Gap Ireland boosts profits

The Irish arm of US retail clothing giant Gap outperformed the firm’s global business last year as pre-tax profits increased to €863,215.

In the 12 months to the end of January 2016, sales and profits dropped at Gap’s global operations.

However, new accounts for the firm’s Irish operation, Gap Stores (Ireland) Ltd show that the company bucked the worldwide trend to increase profits though only marginally.

However, revenues dipped to €11.59m. In 2013, Gap opened its fourth store in the Republic which is a 930sq m outlet at Blanchardstown.

After launching at Arnotts, in 2006, it went on to open in Cork and at Dundrum Shopping Centre.

Gap in the US last year said it planned to close a quarter, or 175 stores in north America, after earnings fell.

“The level of business and the financial position at the financial year end were satisfactory and in line with the directors’ expectations,” the accounts said.

The directors said the firm would “maximise profitability and market share in the Irish casual apparel market”.

Staff numbers last year increased from 94 to 96, while staff costs grew from €1.39m to €1.43m.
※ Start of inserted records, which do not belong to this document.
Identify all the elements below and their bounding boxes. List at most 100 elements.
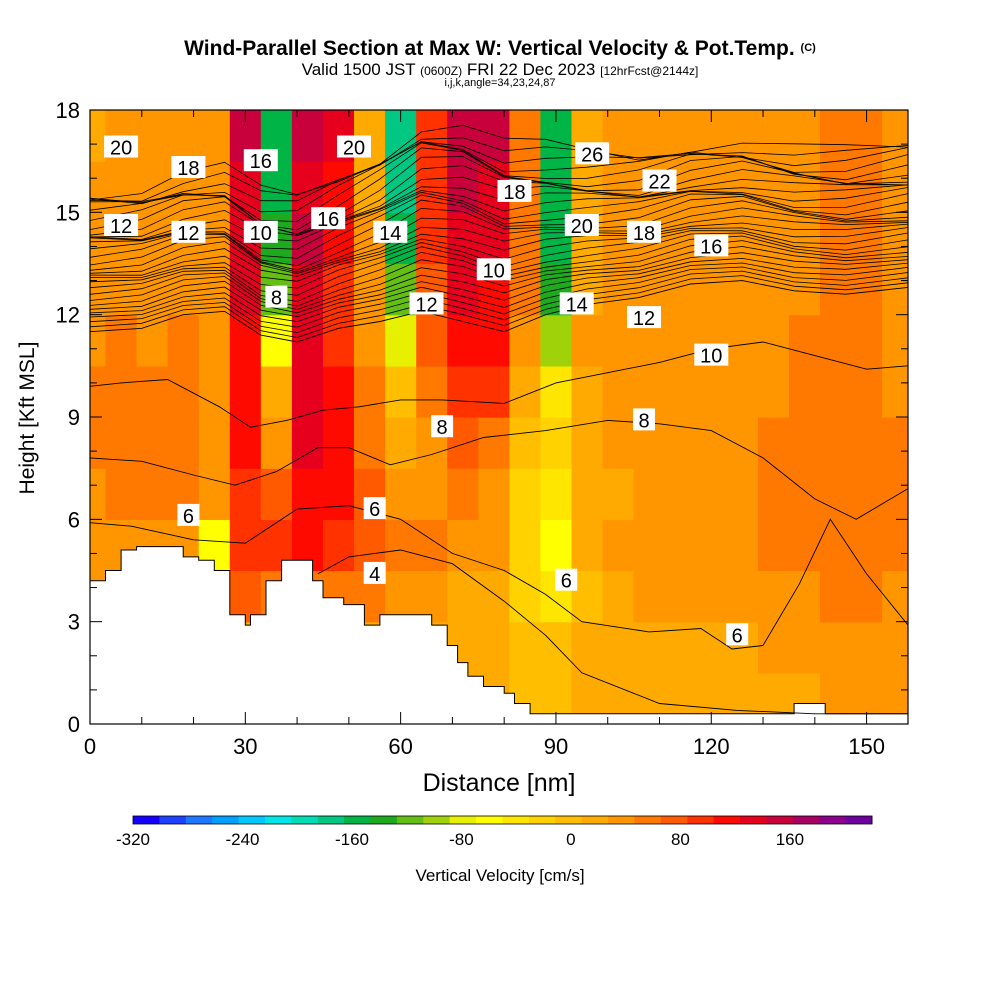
- contour-label: 18: [177, 158, 199, 180]
- y-axis-title: Height [Kft MSL]: [16, 342, 39, 495]
- velocity-cell: [291, 468, 324, 520]
- contour-label-box: [575, 142, 610, 165]
- velocity-cell: [820, 161, 852, 213]
- contour-label-box: [642, 169, 677, 192]
- contour-label: 10: [483, 260, 505, 282]
- velocity-cell: [602, 519, 635, 572]
- velocity-cell: [820, 110, 852, 162]
- velocity-cell: [167, 417, 200, 469]
- theta-contour-line: [317, 549, 908, 715]
- velocity-cell: [571, 468, 604, 520]
- velocity-cell: [509, 417, 542, 469]
- velocity-cell: [882, 110, 908, 162]
- velocity-cell: [509, 365, 542, 418]
- velocity-cell: [820, 570, 852, 623]
- colorbar-label: Vertical Velocity [cm/s]: [415, 866, 584, 885]
- contour-label: 12: [110, 216, 132, 238]
- velocity-cell: [633, 468, 666, 520]
- colorbar-swatch: [528, 816, 556, 824]
- velocity-cell: [664, 212, 697, 265]
- velocity-cell: [478, 570, 510, 623]
- x-tick-label: 90: [544, 734, 568, 759]
- velocity-cell: [726, 314, 759, 367]
- contour-label-box: [104, 214, 139, 236]
- velocity-cell: [695, 519, 728, 572]
- velocity-cell: [788, 161, 821, 213]
- chart-title: Wind-Parallel Section at Max W: Vertical…: [0, 35, 1000, 62]
- velocity-cell: [726, 570, 759, 623]
- velocity-cell: [105, 468, 138, 520]
- velocity-cell: [291, 110, 324, 162]
- velocity-cell: [851, 365, 883, 418]
- velocity-cell: [447, 468, 479, 520]
- colorbar-swatch: [317, 816, 345, 824]
- theta-contour-line: [90, 141, 908, 205]
- velocity-cell: [167, 314, 200, 367]
- velocity-cell: [571, 621, 604, 674]
- velocity-cell: [602, 570, 635, 623]
- theta-contour-line: [90, 232, 908, 296]
- y-tick-label: 6: [68, 507, 80, 532]
- theta-contour-line: [90, 137, 908, 202]
- velocity-cell: [198, 110, 231, 162]
- velocity-cell: [167, 110, 200, 162]
- velocity-cell: [291, 365, 324, 418]
- velocity-cell: [540, 468, 573, 520]
- velocity-cell: [788, 468, 821, 520]
- velocity-cell: [540, 519, 573, 572]
- velocity-cell: [478, 621, 510, 674]
- theta-contour-line: [90, 246, 908, 310]
- velocity-cell: [354, 417, 386, 469]
- theta-contour-line: [90, 240, 908, 307]
- velocity-cell: [602, 621, 635, 674]
- velocity-cell: [105, 365, 138, 418]
- colorbar-tick-label: -320: [116, 830, 150, 849]
- velocity-cell: [105, 314, 138, 367]
- velocity-cell: [633, 570, 666, 623]
- theta-contour-line: [90, 156, 908, 235]
- velocity-cell: [478, 314, 510, 367]
- velocity-cell: [478, 110, 510, 162]
- contour-label-box: [633, 408, 655, 431]
- terrain-shape: [90, 546, 908, 724]
- colorbar: -320 -240 -160 -80 0 80 160: [116, 815, 873, 849]
- y-tick-label: 18: [56, 98, 80, 123]
- velocity-cell: [757, 468, 790, 520]
- contour-label-box: [431, 415, 454, 438]
- x-tick-label: 120: [693, 734, 730, 759]
- colorbar-swatch: [159, 816, 187, 824]
- velocity-cell: [757, 263, 790, 316]
- contour-label-box: [373, 220, 408, 243]
- velocity-cell: [229, 519, 262, 572]
- colorbar-swatch: [819, 816, 847, 824]
- velocity-cell: [90, 263, 107, 316]
- theta-contour-line: [90, 200, 908, 271]
- velocity-cell: [820, 365, 852, 418]
- velocity-cell: [851, 570, 883, 623]
- velocity-cell: [385, 468, 417, 520]
- velocity-cell: [291, 263, 324, 316]
- velocity-cell: [198, 365, 231, 418]
- velocity-cell: [664, 468, 697, 520]
- velocity-cell: [509, 468, 542, 520]
- velocity-cell: [478, 417, 510, 469]
- velocity-cell: [695, 621, 728, 674]
- velocity-cell: [757, 314, 790, 367]
- colorbar-swatch: [713, 816, 741, 824]
- forecast-info: [12hrFcst@2144z]: [600, 64, 699, 78]
- velocity-cell: [726, 365, 759, 418]
- velocity-cell: [695, 468, 728, 520]
- theta-contour-line: [90, 270, 908, 334]
- theta-contour-line: [90, 341, 908, 428]
- velocity-cell: [664, 570, 697, 623]
- contour-label-box: [311, 207, 346, 230]
- velocity-cell: [882, 212, 908, 265]
- contour-label: 6: [369, 499, 380, 521]
- velocity-cell: [820, 417, 852, 469]
- contour-label-box: [559, 292, 594, 315]
- colorbar-swatch: [291, 816, 319, 824]
- theta-contour-line: [90, 419, 908, 520]
- velocity-cell: [260, 365, 293, 418]
- y-tick-label: 3: [68, 610, 80, 635]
At the end of January, it had accumulated profits of €1.8m and cash of €932,128.

The firm’s profits last year take account of non-cash depreciation costs of €255,914, and increased rental charges.

Those expanded by more than €200,000 to €1.56m in the year.

It reduced its cost of sales last year to €4.9m, which meant gross profits rose to €6.6m from €6.5m in 2014.

However, it booked increased administrative expenses of €5.8m.

The directors state that the principal risk facing the business is its ability to gauge the fashion tastes and that it would lose out to fashion retail rivals.

“The company will continue to improve its core business by creating the right product and store experience, retaining and developing the best talent in the industry and examining the organisational structure to ensure that it effectively supports the business and meets customer needs,” according to the directors at the Irish firm.

Last year, Gap’s worldwide sales fell from $16.43bn (€15.78bn) to $15.79bn.